Shire, a 17-month-old Cavachon, that is a certified therapy dog through Healing Hearts Therapy Dogs, began his work Tuesday at the school. Dawnell Glunz, a first-year speech and intervention specialist at GICC, said Shire is in four full-time classes each school day and also visits a rotation of classes.

Glunz said since she and Shire became certified as a therapy team in June, this is the first time they have been together at school.

Cavachon is a mixed breed dog that is a cross between a Cavalier King Charles Spaniel and Bichon Frise, according to dogtime.com

“Shire’s job is to just be here for the emotional and mental support, as well as academic progress,” Glunz told The Grand Island Independent. “There is a ton of research that shows that dogs in schools provide emotional and mental support for the students. Therapy dogs across the board will bring down your anxiety, bring down your blood pressure and increase focus.”



Glunz said Shire “really enjoys” passing periods where he is able to get out in the hallways and get “lots of attention” from students and staff.


GICC Principal Jordan Engle said he was excited to have Shire be a part of the school.

Engle said that last year was a tragic year for GICC as the school lost one of its own in October. The day after the loss, he said GICC had four therapy dogs from Lutheran Family Charities visit the school to comfort students and “it was a game changer.”
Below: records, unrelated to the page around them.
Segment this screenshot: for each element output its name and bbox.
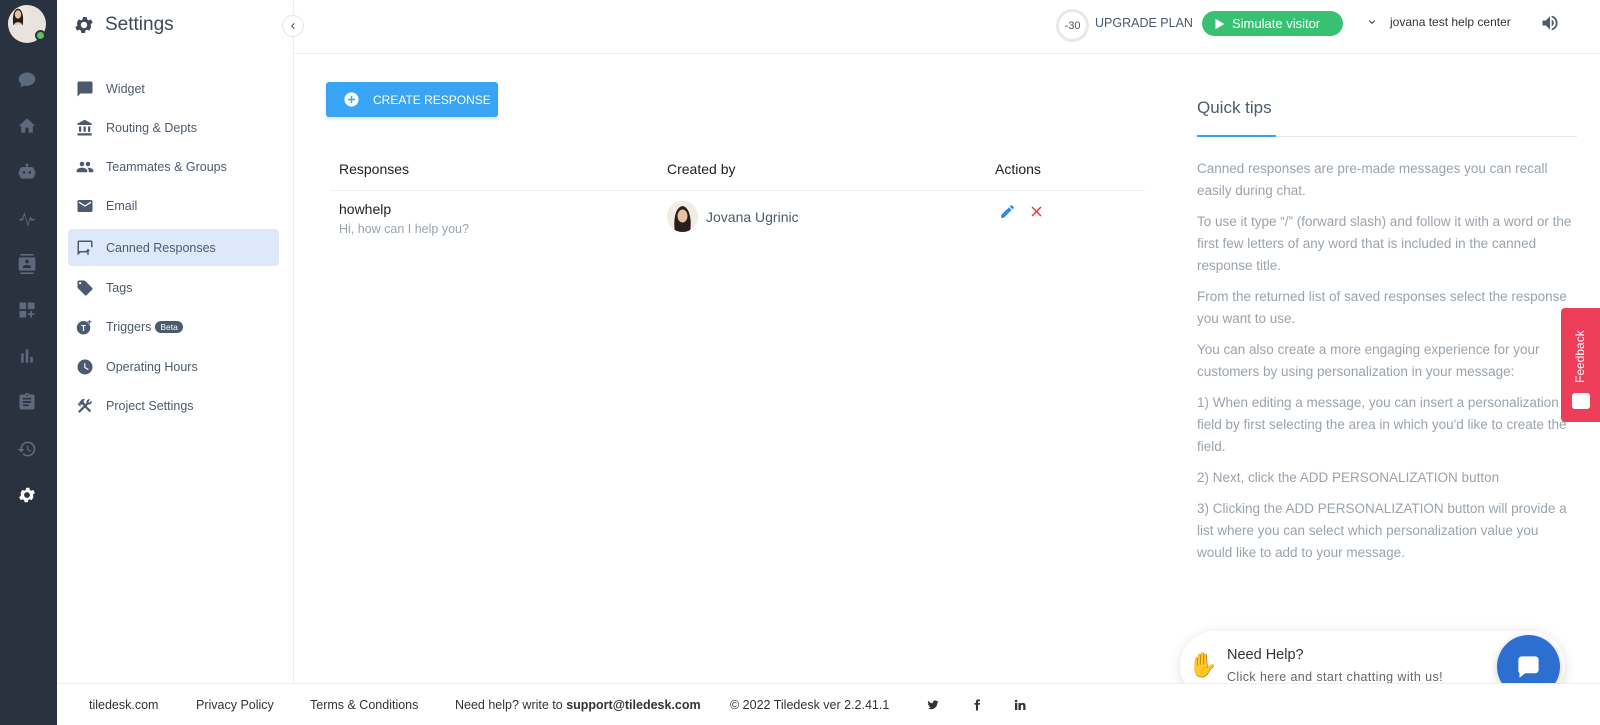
envelope-icon xyxy=(77,199,93,212)
tag-icon xyxy=(77,280,93,295)
settings-title: Settings xyxy=(105,14,174,35)
feedback-label: Feedback xyxy=(1573,330,1587,383)
activity-icon[interactable] xyxy=(16,207,38,229)
people-icon xyxy=(76,161,94,172)
chat-square-icon xyxy=(77,81,93,96)
edit-response-button[interactable] xyxy=(999,203,1016,225)
nav-item-label: Email xyxy=(106,198,138,213)
tip-paragraph: From the returned list of saved response… xyxy=(1197,289,1567,326)
chat-icon xyxy=(1518,656,1539,678)
twitter-icon[interactable] xyxy=(927,699,939,714)
gear-icon xyxy=(75,17,93,33)
nav-item-label: Tags xyxy=(106,280,133,295)
nav-item-triggers[interactable]: T Triggers Beta xyxy=(68,308,279,345)
column-header-created-by: Created by xyxy=(667,161,736,177)
simulate-visitor-button[interactable]: Simulate visitor xyxy=(1202,11,1343,36)
tip-paragraph: You can also create a more engaging expe… xyxy=(1197,342,1540,379)
need-help-title: Need Help? xyxy=(1227,647,1304,663)
response-title: howhelp xyxy=(339,201,392,217)
nav-item-label: Routing & Depts xyxy=(106,120,198,135)
home-icon[interactable] xyxy=(16,115,38,137)
nav-item-project-settings[interactable]: Project Settings xyxy=(68,387,279,424)
tip-paragraph: To use it type “/” (forward slash) and f… xyxy=(1197,214,1572,273)
nav-item-email[interactable]: Email xyxy=(68,187,279,224)
chevron-down-icon xyxy=(1369,20,1375,24)
quick-tips-body: Canned responses are pre-made messages y… xyxy=(1197,158,1577,573)
footer-copyright: © 2022 Tiledesk ver 2.2.41.1 xyxy=(730,698,890,712)
footer-site-link[interactable]: tiledesk.com xyxy=(89,698,158,712)
footer-support-email[interactable]: support@tiledesk.com xyxy=(566,698,700,712)
column-header-actions: Actions xyxy=(995,161,1041,177)
need-help-subtitle: Click here and start chatting with us! xyxy=(1227,670,1443,684)
footer: tiledesk.com Privacy Policy Terms & Cond… xyxy=(57,683,1600,725)
nav-item-label: Teammates & Groups xyxy=(106,159,227,174)
canned-response-icon xyxy=(77,240,93,255)
nav-item-operating-hours[interactable]: Operating Hours xyxy=(68,348,279,385)
footer-help: Need help? write to support@tiledesk.com xyxy=(455,698,701,712)
online-status-dot xyxy=(35,30,46,41)
tip-paragraph: Canned responses are pre-made messages y… xyxy=(1197,161,1548,198)
settings-header: Settings xyxy=(73,14,174,36)
nav-item-tags[interactable]: Tags xyxy=(68,269,279,306)
clipboard-icon[interactable] xyxy=(16,391,38,413)
plus-circle-icon xyxy=(344,92,359,107)
table-divider xyxy=(330,190,1145,191)
delete-response-button[interactable] xyxy=(1028,203,1045,225)
create-response-label: CREATE RESPONSE xyxy=(373,92,491,107)
footer-help-prefix: Need help? write to xyxy=(455,698,563,712)
nav-item-widget[interactable]: Widget xyxy=(68,70,279,107)
bot-icon[interactable] xyxy=(16,161,38,183)
beta-badge: Beta xyxy=(155,320,183,333)
footer-terms-link[interactable]: Terms & Conditions xyxy=(310,698,418,712)
nav-item-label: Project Settings xyxy=(106,398,194,413)
nav-item-label: Triggers xyxy=(106,319,152,334)
nav-item-teammates[interactable]: Teammates & Groups xyxy=(68,148,279,185)
tip-paragraph: 1) When editing a message, you can inser… xyxy=(1197,395,1567,454)
nav-item-label: Widget xyxy=(106,81,145,96)
tip-paragraph: 3) Clicking the ADD PERSONALIZATION butt… xyxy=(1197,501,1567,560)
svg-text:T: T xyxy=(81,323,86,332)
nav-item-canned-responses[interactable]: Canned Responses xyxy=(68,229,279,266)
linkedin-icon[interactable] xyxy=(1014,699,1026,714)
facebook-icon[interactable] xyxy=(971,699,983,714)
settings-gear-icon[interactable] xyxy=(16,484,38,506)
clock-icon xyxy=(77,359,93,374)
chat-bubble-icon[interactable] xyxy=(16,69,38,91)
project-name: jovana test help center xyxy=(1390,15,1511,29)
nav-item-label: Operating Hours xyxy=(106,359,198,374)
upgrade-plan-link[interactable]: UPGRADE PLAN xyxy=(1095,16,1193,30)
creator-name: Jovana Ugrinic xyxy=(706,208,799,225)
bank-icon xyxy=(77,119,92,135)
trial-days-counter: -30 xyxy=(1056,9,1089,42)
analytics-icon[interactable] xyxy=(16,345,38,367)
project-selector[interactable]: jovana test help center xyxy=(1366,15,1511,29)
response-text: Hi, how can I help you? xyxy=(339,222,469,236)
tip-paragraph: 2) Next, click the ADD PERSONALIZATION b… xyxy=(1197,470,1500,485)
waving-hand-icon: ✋ xyxy=(1188,652,1218,679)
nav-item-label: Canned Responses xyxy=(106,240,216,255)
feedback-smile-icon xyxy=(1572,393,1590,409)
simulate-visitor-label: Simulate visitor xyxy=(1232,16,1321,31)
close-icon xyxy=(1031,206,1042,217)
footer-privacy-link[interactable]: Privacy Policy xyxy=(196,698,274,712)
pencil-icon xyxy=(1001,205,1014,218)
sound-toggle[interactable] xyxy=(1540,13,1560,38)
contacts-icon[interactable] xyxy=(16,253,38,275)
app-rail xyxy=(0,0,57,725)
quick-tips-underline xyxy=(1197,135,1276,137)
create-response-button[interactable]: CREATE RESPONSE xyxy=(326,82,498,117)
triggers-icon: T xyxy=(76,319,93,334)
quick-tips-title: Quick tips xyxy=(1197,98,1272,117)
creator-cell: Jovana Ugrinic xyxy=(667,201,799,232)
nav-item-routing[interactable]: Routing & Depts xyxy=(68,109,279,146)
apps-icon[interactable] xyxy=(16,299,38,321)
tools-icon xyxy=(77,398,92,413)
feedback-tab[interactable]: Feedback xyxy=(1561,308,1600,422)
settings-sidebar: Settings Widget Routing & Depts Teammate… xyxy=(57,0,304,683)
column-header-responses: Responses xyxy=(339,161,410,177)
play-icon xyxy=(1215,18,1225,29)
creator-avatar xyxy=(667,201,698,232)
history-icon[interactable] xyxy=(16,438,38,460)
speaker-icon xyxy=(1542,15,1558,31)
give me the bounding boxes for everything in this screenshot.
“The amount of stress relief and comfort that brought our kids was outstanding,” Engle said. “I really think it helped us get through that day in a pretty significant way. We cling to our faith quite a bit here, and that is No. 1, but having that option of being able to relieve stress that way was big.”

With the COVID-19 pandemic, Engle said, providing mental health services to students and staff is critical. He said Shire will help with this.
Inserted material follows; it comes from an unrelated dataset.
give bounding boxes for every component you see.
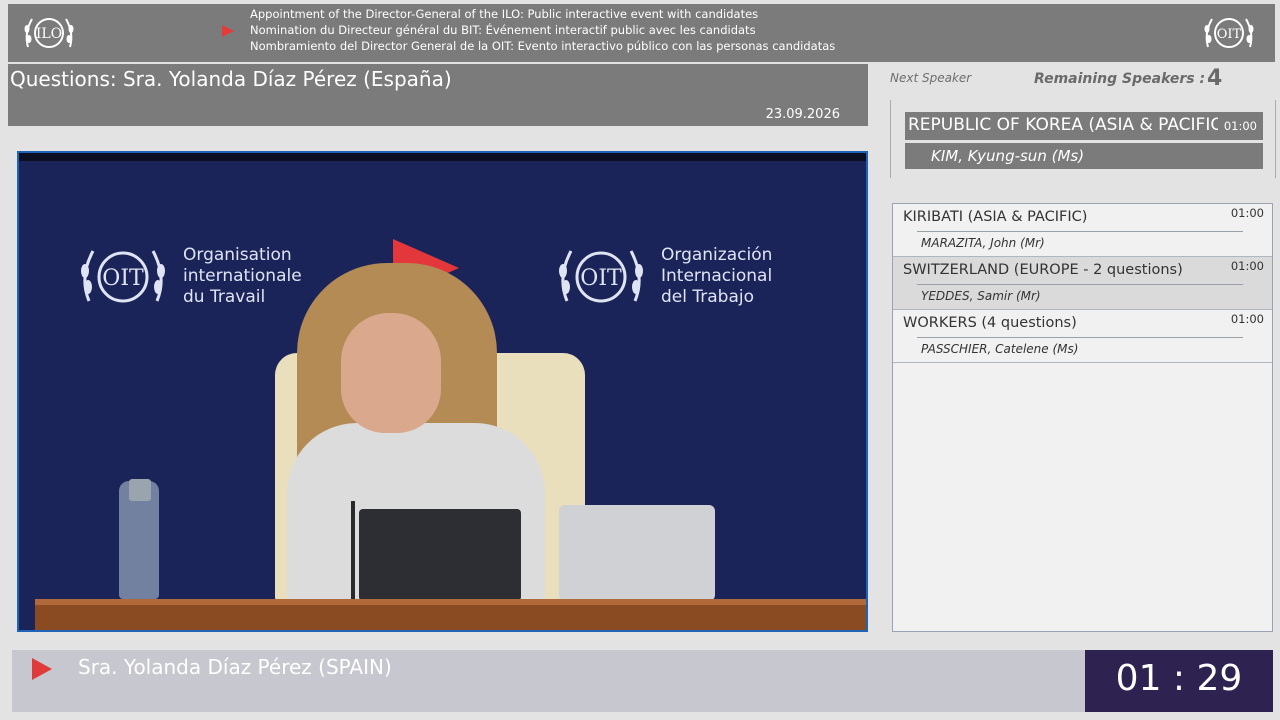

“We have to make sure that, from a mental health standpoint, we are taking care of our students and staff, and providing opportunities for people to relieve stress if needed and make sure they acknowledge their mental health,” Engle said. “Having a dog here is definitely a good thing.”


Engle said there has been “universally positive” feedback about having Shire at GICC.

“Our parents are very excited for this opportunity,” he said. “Our students are totally smitten with Shire.”